After a decade of searching, asking, researching, insisting, pushing, and praying, the diagnosis brought a sure and heady sense of relief. Autistic spectrum disorder (ASD). So much seemed to fall into place, creating a new, more easily seen and understood picture.
It wasn’t just about a label that signaled understanding of this neurological developmental disorder; it was about the hope and anticipation that someone would know how best to address and support this; that there would be answers to the big question, “What now?”
My son, Corban, was 10 years old when diagnosed. If you asked me to describe him I’d share that he is inquisitive, curious, very bright, strong-willed, creative, funny, and commands a precocious vocabulary.
Although there have always been red flags and significant markers with regard to Corban’s development and growth, without a framework or structure it’s been difficult to determine what might be a symptom of autism and what was simply my son’s personality.
Looking back it seems so obvious, but we didn’t know then what symptoms would group together under ASD. Quite simply, we didn’t know what we were looking for. And we have so often felt out of our element… Why did our baby and then toddler not want to be held? Why did he scream as a baby when strapped into his car seat? Why does he struggle when getting his hair cut? Why would he rather bite his nails than let me clip them? What’s the problem with tags in the necklines of his clothes, seams on the toes of his socks, and his aversion to wearing belts? Why would a happy ten-year-old boy suddenly refuse to have his photograph taken? Why can’t he tie his shoes yet? What about the long-term sleep issues Corban deals with? Was it Tourette’s? PANDA? Attention deficit disorder? Hyperactivity? Food allergy?
It’s only been in the last couple of years that other symptoms developed that seemed to point to something neurological. We saw a couple of tics begin and persist. He started walking and moving in circles. He would drift into trance-like states from which he couldn’t or wouldn’t respond to us. His strong emotional reactivity and resultant meltdowns began to complicate things for him at school. His focus and stubbornness became more pronounced.
Repeated visits to the pediatrician ultimately resulted in an EEG and a referral to the BRAINS Clinic in Grand Rapids, Michigan. With interviews, questionnaires, rating scales, and hours’ worth of testing Corban directly, we were informed our son has an autistic spectrum disorder (ASD), originally diagnosed as Asperger’s Syndrome.

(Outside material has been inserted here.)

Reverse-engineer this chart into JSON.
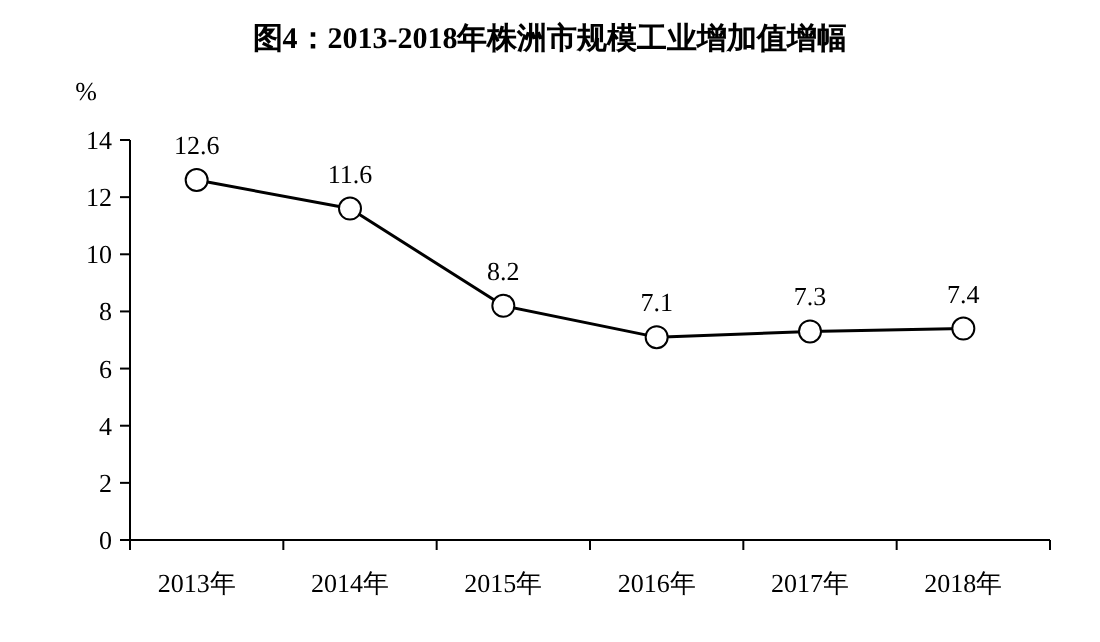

My first response to the diagnosis was relief that we had a name and explanation for what was happening with Corban. I expected we would be given a recommended treatment plan and our marching orders for a routine of occupational therapy, group therapy, behavior-modification exercises, peer imaging, and social skills training. We would have a path set with markers to measure progress.
Oh, how very little we knew when we received Corban’s diagnosis in December of 2011!

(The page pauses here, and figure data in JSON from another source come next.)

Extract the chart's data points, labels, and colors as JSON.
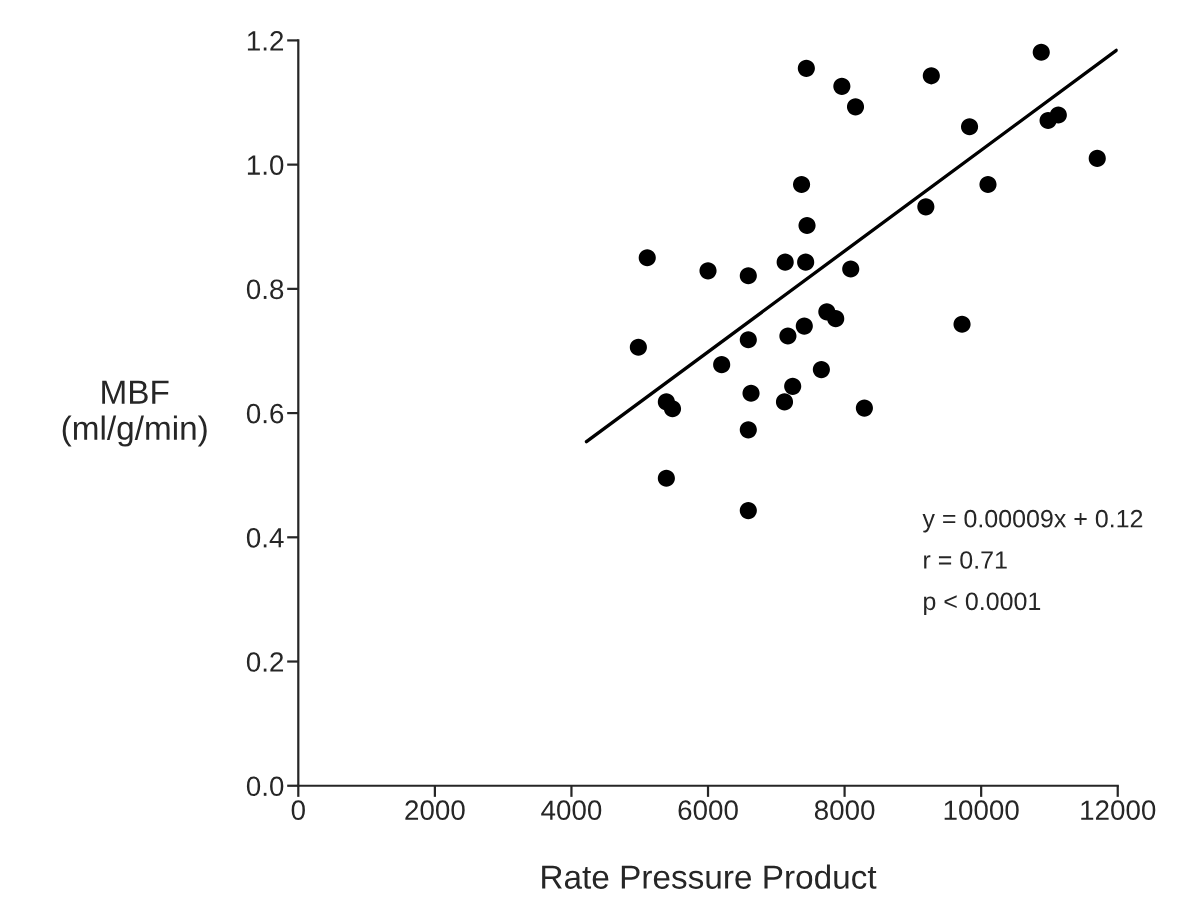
{
  "chart_data": {
    "type": "scatter",
    "xlabel": "Rate Pressure Product",
    "ylabel": "MBF\n(ml/g/min)",
    "xlim": [
      0,
      12000
    ],
    "xticks": [
      0,
      2000,
      4000,
      6000,
      8000,
      10000,
      12000
    ],
    "ylim": [
      0,
      1.2
    ],
    "yticks": [
      {
        "value": 0,
        "label": "0.0"
      },
      {
        "value": 0.2,
        "label": "0.2"
      },
      {
        "value": 0.4,
        "label": "0.4"
      },
      {
        "value": 0.6,
        "label": "0.6"
      },
      {
        "value": 0.8,
        "label": "0.8"
      },
      {
        "value": 1.0,
        "label": "1.0"
      },
      {
        "value": 1.2,
        "label": "1.2"
      }
    ],
    "grid": false,
    "legend": false,
    "series": [
      {
        "type": "scatter",
        "color": "#000000",
        "marker": "circle",
        "x": [
          7440,
          7960,
          8160,
          9270,
          10880,
          9830,
          10980,
          11130,
          11700,
          7370,
          10100,
          9190,
          7450,
          5110,
          6000,
          6590,
          7130,
          7430,
          8090,
          7740,
          7870,
          4980,
          6590,
          7170,
          7410,
          9720,
          6200,
          7660,
          6630,
          7240,
          7120,
          5390,
          5480,
          8290,
          5390,
          6590,
          6590
        ],
        "values": [
          1.155,
          1.126,
          1.093,
          1.143,
          1.181,
          1.061,
          1.071,
          1.08,
          1.01,
          0.968,
          0.968,
          0.932,
          0.902,
          0.85,
          0.829,
          0.821,
          0.843,
          0.843,
          0.832,
          0.763,
          0.752,
          0.706,
          0.718,
          0.724,
          0.74,
          0.743,
          0.678,
          0.67,
          0.632,
          0.643,
          0.618,
          0.618,
          0.607,
          0.608,
          0.495,
          0.443,
          0.573
        ]
      },
      {
        "type": "line",
        "color": "#000000",
        "x": [
          4220,
          11980
        ],
        "values": [
          0.554,
          1.184
        ],
        "line_style": "solid"
      }
    ],
    "annotations": [
      {
        "text": "y = 0.00009x + 0.12"
      },
      {
        "text": "r = 0.71"
      },
      {
        "text": "p < 0.0001"
      }
    ]
  }
}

What we’ve learned since is that autism requires of us as parents to become life coaches to our child from a place of respect. We’ve learned there is no one-size-fits-all treatment plan. There is no fixing what’s wrong. There is a spectrum of possibilities out there to explore. There is a journey we must make with our child beginning where he is and moving at his pace. It’s a marathon, not a sprint. We need to be his fierce and tireless advocates, to fight for his rights and dreams, and to love and accept him unconditionally.
We’ve learned that autism does not define our son or predetermine his life. And we’ve learned never to give autism the power to limit him.
The most profound changes happened not to Corban, but to me on that day in December of 2011. I wasn’t handed a diagnosis; I was handed a key. A key to a toolbox containing the tools I need to help my child: understanding, patience, compassion, endurance, resiliency, hope, courage, strength, sacrifice, and faith… the same tools that have made me a better parent and a better person.
This blog chronicles, for my son and myself, my journey as his fierce-mom advocate and all he continues to teach me along the way.